Если раньше в пещере пахло потом и едой, то теперь к этому букету прибавился еще и крепкий запах спирта, зато Ник наконец-то почувствовал себя относительно чистым. Только волосы остались грязными и слипшимися, как у Люссойг, он завязывал их в хвост на затылке.
Пару дней спустя Дэлги, вернувшись, углубился в изучение истрепанной, порванной на сгибах карты, расстелив ее на полу под канделябром со свечами. Казалось, его что-то не на шутку раздосадовало, но Ник с расспросами не приставал. Надо будет – сам скажет.
Когда появилась Люссойг, гладиатор спросил:
– В городе была?
– А то где! Сначала с одним трахалась, потом еще с одним, потом пошла в трактир на улице, где большая канава с поломанным мостиком, и там тоже…
– Не ходи туда больше, тебя могут убить. Побудь лучше с нами, а когда мы уйдем, трахайся в Убивальне. Здесь каждая третья из девчонок – гостья с болота, гладиаторы не возражают. Главное, в город не бегай, понятно?
– Непонятно, – Люссойг недовольно свела брови. – Кто ж меня убьет?
– Охотники. Донат Пеларчи с помощником, если это имя тебе о чем-нибудь говорит. Выслеживают таких, как ты, – и дальше разговор короткий. Четверых уже убили. Вы же, дурачье болотное, на каждом шагу себя выдаете! А в Убивальню их мутильщики не пустят, здесь ты в безопасности.
– Почему они такие злые? – расстроенно протянула девушка.
– Не злее, чем мы с тобой, – философски заметил Дэлги. – Ник, через сутки – полнолуние, поэтому ужинать не будешь, и завтра чтобы ни крошки в рот не брал, можешь только пить.
– Хорошо.
– А почему Нику нельзя есть?
– Его ждет операция. Я у него из руки хвыщера достану.
– Это же больно! – Люссойг с сомнением поглядела на Ника. – Так больно, что никто не стерпит!
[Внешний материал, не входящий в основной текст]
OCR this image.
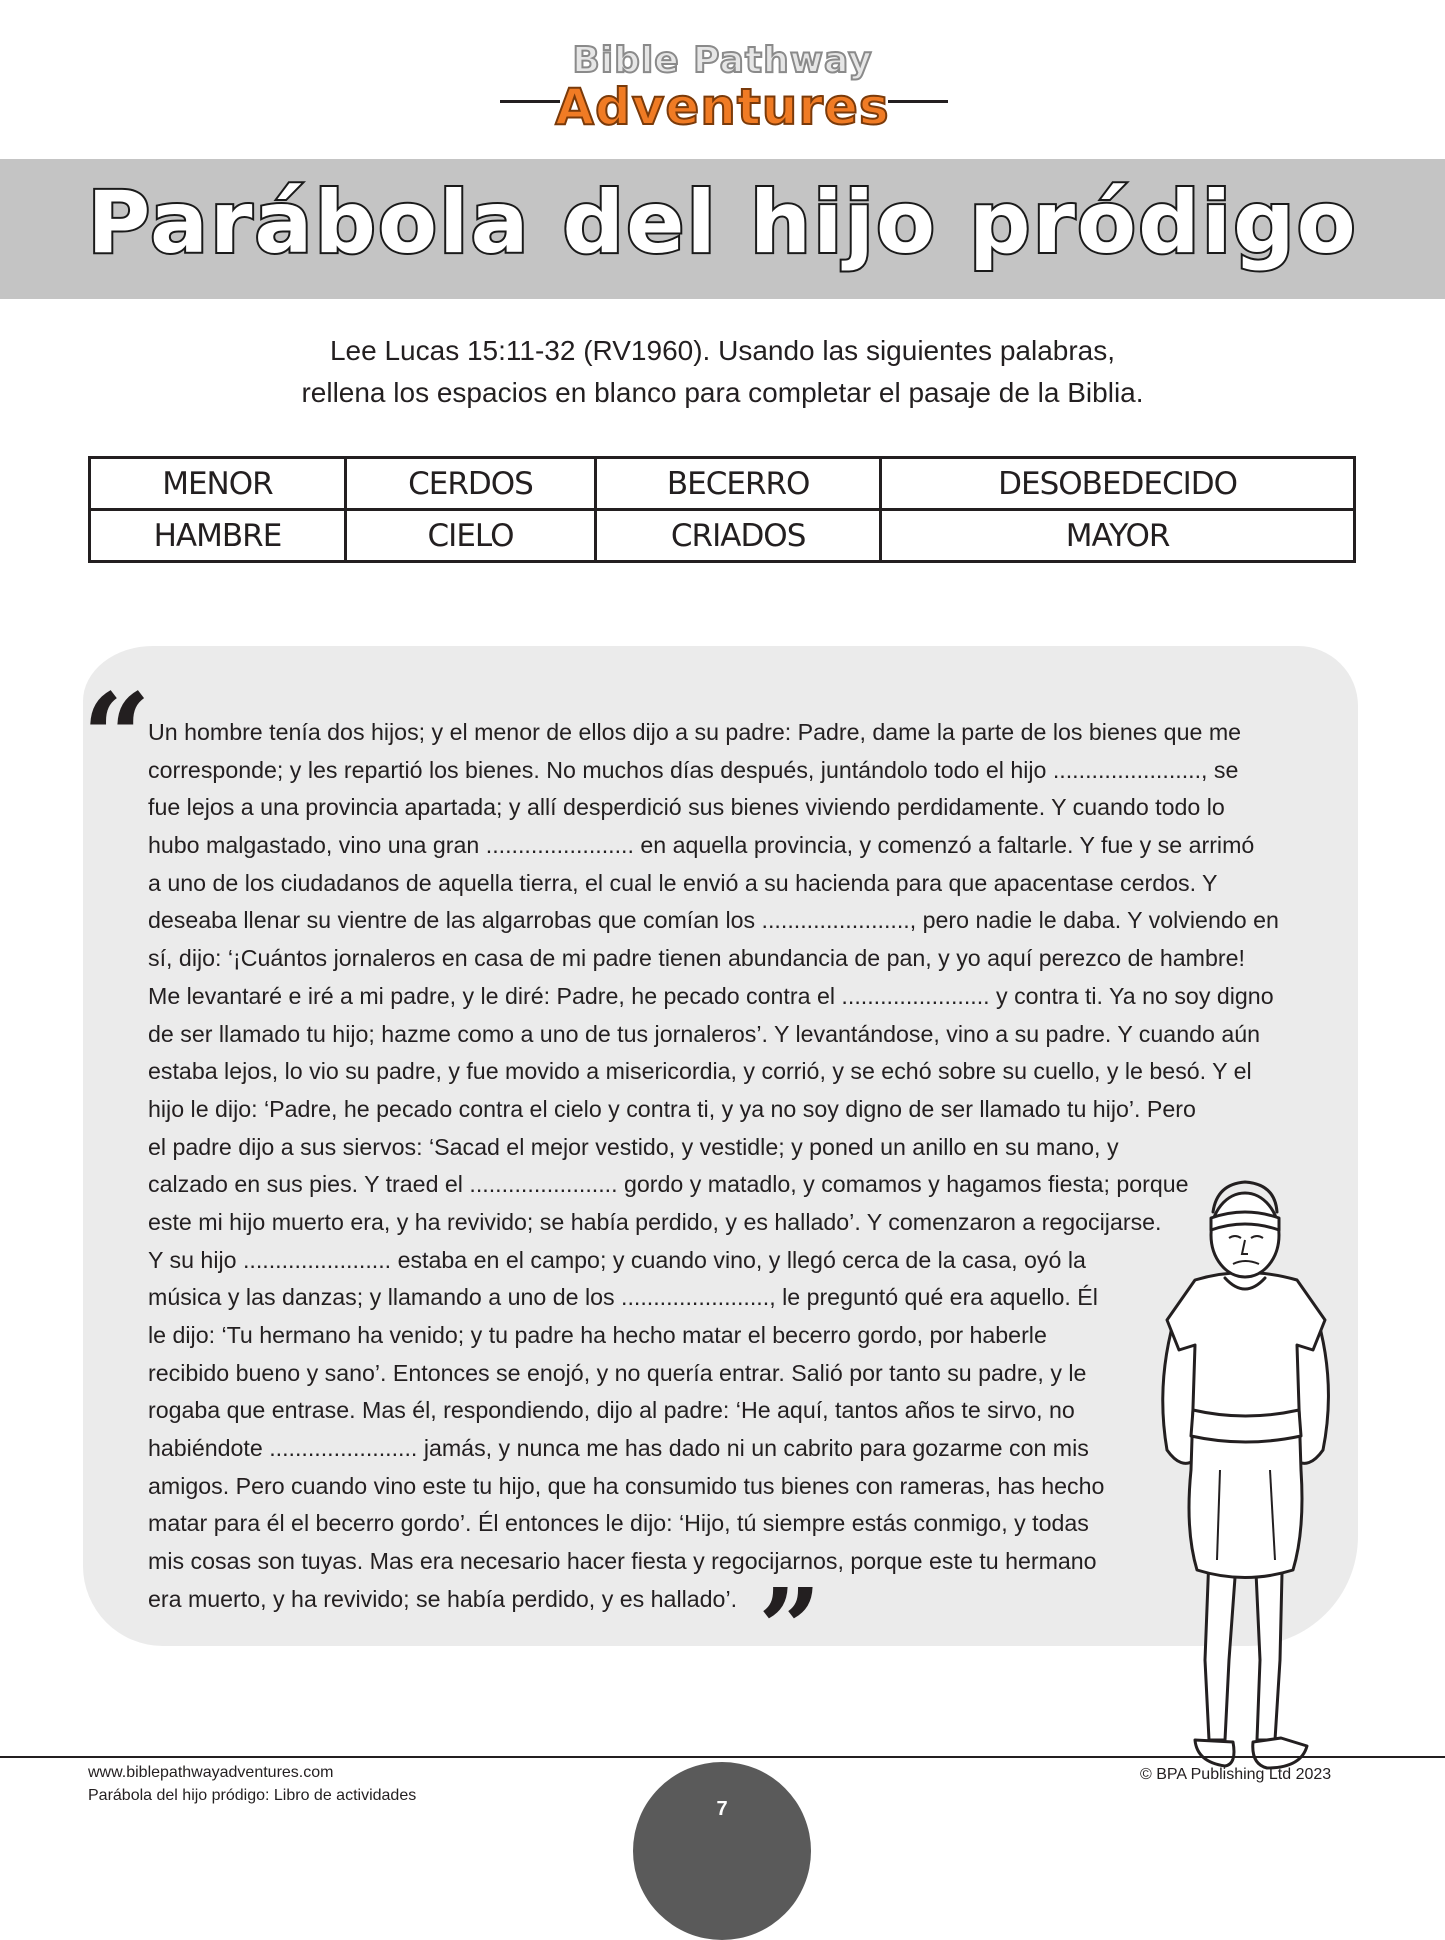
Bible Pathway
Adventures
Parábola del hijo pródigo
Lee Lucas 15:11-32 (RV1960). Usando las siguientes palabras,
rellena los espacios en blanco para completar el pasaje de la Biblia.
MENOR	CERDOS	BECERRO	DESOBEDECIDO
HAMBRE	CIELO	CRIADOS	MAYOR
“
Un hombre tenía dos hijos; y el menor de ellos dijo a su padre: Padre, dame la parte de los bienes que me
corresponde; y les repartió los bienes. No muchos días después, juntándolo todo el hijo ......................., se
fue lejos a una provincia apartada; y allí desperdició sus bienes viviendo perdidamente. Y cuando todo lo
hubo malgastado, vino una gran ....................... en aquella provincia, y comenzó a faltarle. Y fue y se arrimó
a uno de los ciudadanos de aquella tierra, el cual le envió a su hacienda para que apacentase cerdos. Y
deseaba llenar su vientre de las algarrobas que comían los ......................., pero nadie le daba. Y volviendo en
sí, dijo: ‘¡Cuántos jornaleros en casa de mi padre tienen abundancia de pan, y yo aquí perezco de hambre!
Me levantaré e iré a mi padre, y le diré: Padre, he pecado contra el ....................... y contra ti. Ya no soy digno
de ser llamado tu hijo; hazme como a uno de tus jornaleros’. Y levantándose, vino a su padre. Y cuando aún
estaba lejos, lo vio su padre, y fue movido a misericordia, y corrió, y se echó sobre su cuello, y le besó. Y el
hijo le dijo: ‘Padre, he pecado contra el cielo y contra ti, y ya no soy digno de ser llamado tu hijo’. Pero
el padre dijo a sus siervos: ‘Sacad el mejor vestido, y vestidle; y poned un anillo en su mano, y
calzado en sus pies. Y traed el ....................... gordo y matadlo, y comamos y hagamos fiesta; porque
este mi hijo muerto era, y ha revivido; se había perdido, y es hallado’. Y comenzaron a regocijarse.
Y su hijo ....................... estaba en el campo; y cuando vino, y llegó cerca de la casa, oyó la
música y las danzas; y llamando a uno de los ......................., le preguntó qué era aquello. Él
le dijo: ‘Tu hermano ha venido; y tu padre ha hecho matar el becerro gordo, por haberle
recibido bueno y sano’. Entonces se enojó, y no quería entrar. Salió por tanto su padre, y le
rogaba que entrase. Mas él, respondiendo, dijo al padre: ‘He aquí, tantos años te sirvo, no
habiéndote ....................... jamás, y nunca me has dado ni un cabrito para gozarme con mis
amigos. Pero cuando vino este tu hijo, que ha consumido tus bienes con rameras, has hecho
matar para él el becerro gordo’. Él entonces le dijo: ‘Hijo, tú siempre estás conmigo, y todas
mis cosas son tuyas. Mas era necesario hacer fiesta y regocijarnos, porque este tu hermano
era muerto, y ha revivido; se había perdido, y es hallado’. ”
www.biblepathwayadventures.com
Parábola del hijo pródigo: Libro de actividades
© BPA Publishing Ltd 2023
7
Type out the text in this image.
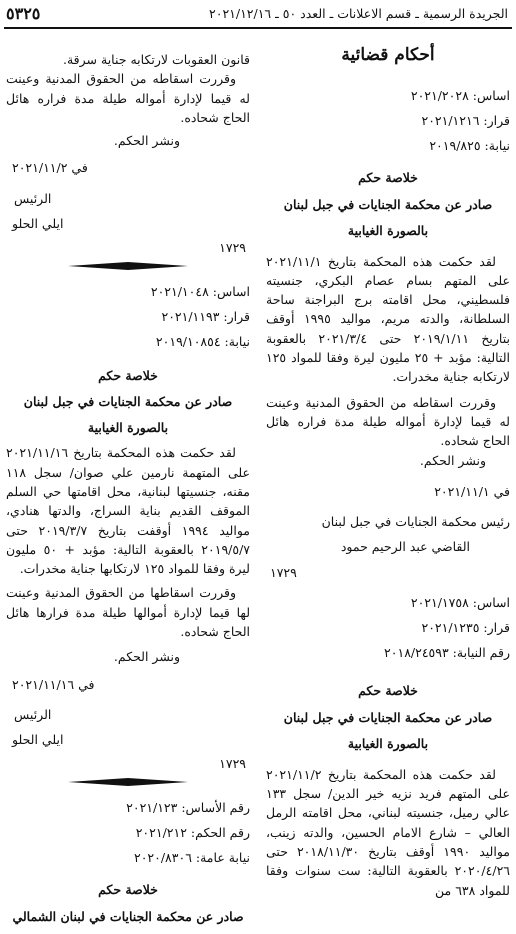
الجريدة الرسمية ـ قسم الاعلانات ـ العدد ٥٠ ـ ٢٠٢١/١٢/١٦
٥٣٢٥
أحكام قضائية

اساس: ٢٠٢١/٢٠٢٨

قرار: ٢٠٢١/١٢١٦

نيابة: ٢٠١٩/٨٢٥

خلاصة حكم
صادر عن محكمة الجنايات في جبل لبنان
بالصورة الغيابية

لقد حكمت هذه المحكمة بتاريخ ٢٠٢١/١١/١ على المتهم بسام عصام البكري، جنسيته فلسطيني، محل اقامته برج البراجنة ساحة السلطانة، والدته مريم، مواليد ١٩٩٥ أوقف بتاريخ ٢٠١٩/١/١١ حتى ٢٠٢١/٣/٤ بالعقوبة التالية: مؤبد + ٢٥ مليون ليرة وفقا للمواد ١٢٥ لارتكابه جناية مخدرات.

وقررت اسقاطه من الحقوق المدنية وعينت له قيما لإدارة أمواله طيلة مدة فراره هائل الحاج شحاده.

ونشر الحكم.

في ٢٠٢١/١١/١

رئيس محكمة الجنايات في جبل لبنان

القاضي عبد الرحيم حمود

١٧٢٩

اساس: ٢٠٢١/١٧٥٨

قرار: ٢٠٢١/١٢٣٥

رقم النيابة: ٢٠١٨/٢٤٥٩٣

خلاصة حكم
صادر عن محكمة الجنايات في جبل لبنان
بالصورة الغيابية

لقد حكمت هذه المحكمة بتاريخ ٢٠٢١/١١/٢ على المتهم فريد نزيه خير الدين/ سجل ١٣٣ عالي رميل، جنسيته لبناني، محل اقامته الرمل العالي – شارع الامام الحسين، والدته زينب، مواليد ١٩٩٠ أوقف بتاريخ ٢٠١٨/١١/٣٠ حتى ٢٠٢٠/٤/٢٦ بالعقوبة التالية: ست سنوات وفقا للمواد ٦٣٨ من

قانون العقوبات لارتكابه جناية سرقة.

وقررت اسقاطه من الحقوق المدنية وعينت له قيما لإدارة أمواله طيلة مدة فراره هائل الحاج شحاده.

ونشر الحكم.

في ٢٠٢١/١١/٢

الرئيس

ايلي الحلو

١٧٢٩

اساس: ٢٠٢١/١٠٤٨

قرار: ٢٠٢١/١١٩٣

نيابة: ٢٠١٩/١٠٨٥٤

خلاصة حكم
صادر عن محكمة الجنايات في جبل لبنان
بالصورة الغيابية

لقد حكمت هذه المحكمة بتاريخ ٢٠٢١/١١/١٦ على المتهمة نارمين علي صوان/ سجل ١١٨ مقنه، جنسيتها لبنانية، محل اقامتها حي السلم الموقف القديم بناية السراج، والدتها هنادي، مواليد ١٩٩٤ أوقفت بتاريخ ٢٠١٩/٣/٧ حتى ٢٠١٩/٥/٧ بالعقوبة التالية: مؤبد + ٥٠ مليون ليرة وفقا للمواد ١٢٥ لارتكابها جناية مخدرات.

وقررت اسقاطها من الحقوق المدنية وعينت لها قيما لإدارة أموالها طيلة مدة فرارها هائل الحاج شحاده.

ونشر الحكم.

في ٢٠٢١/١١/١٦

الرئيس

ايلي الحلو

١٧٢٩

رقم الأساس: ٢٠٢١/١٢٣

رقم الحكم: ٢٠٢١/٢١٢

نيابة عامة: ٢٠٢٠/٨٣٠٦

خلاصة حكم
صادر عن محكمة الجنايات في لبنان الشمالي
– Я сделаю так, что он ничего не почувствует, – Дэлги тоже посмотрел на Ника. – Не хотел пугать тебя раньше времени, живописуя подробности. Операция очень болезненная, причем использовать наркоз нельзя, ни общий, ни местный, потому что хвыщер тогда спрячется в грудной клетке или в животе, и его не достанешь. Это и есть та заморочка, о которой я говорил.
– Как-нибудь выдержу. Это ведь быстро?
– Обойдемся без подвигов. Вместо того чтобы чувствовать боль, ты ее увидишь. У меня есть снадобье, перепутывающее каналы восприятия, так что мы хвыщера обманем.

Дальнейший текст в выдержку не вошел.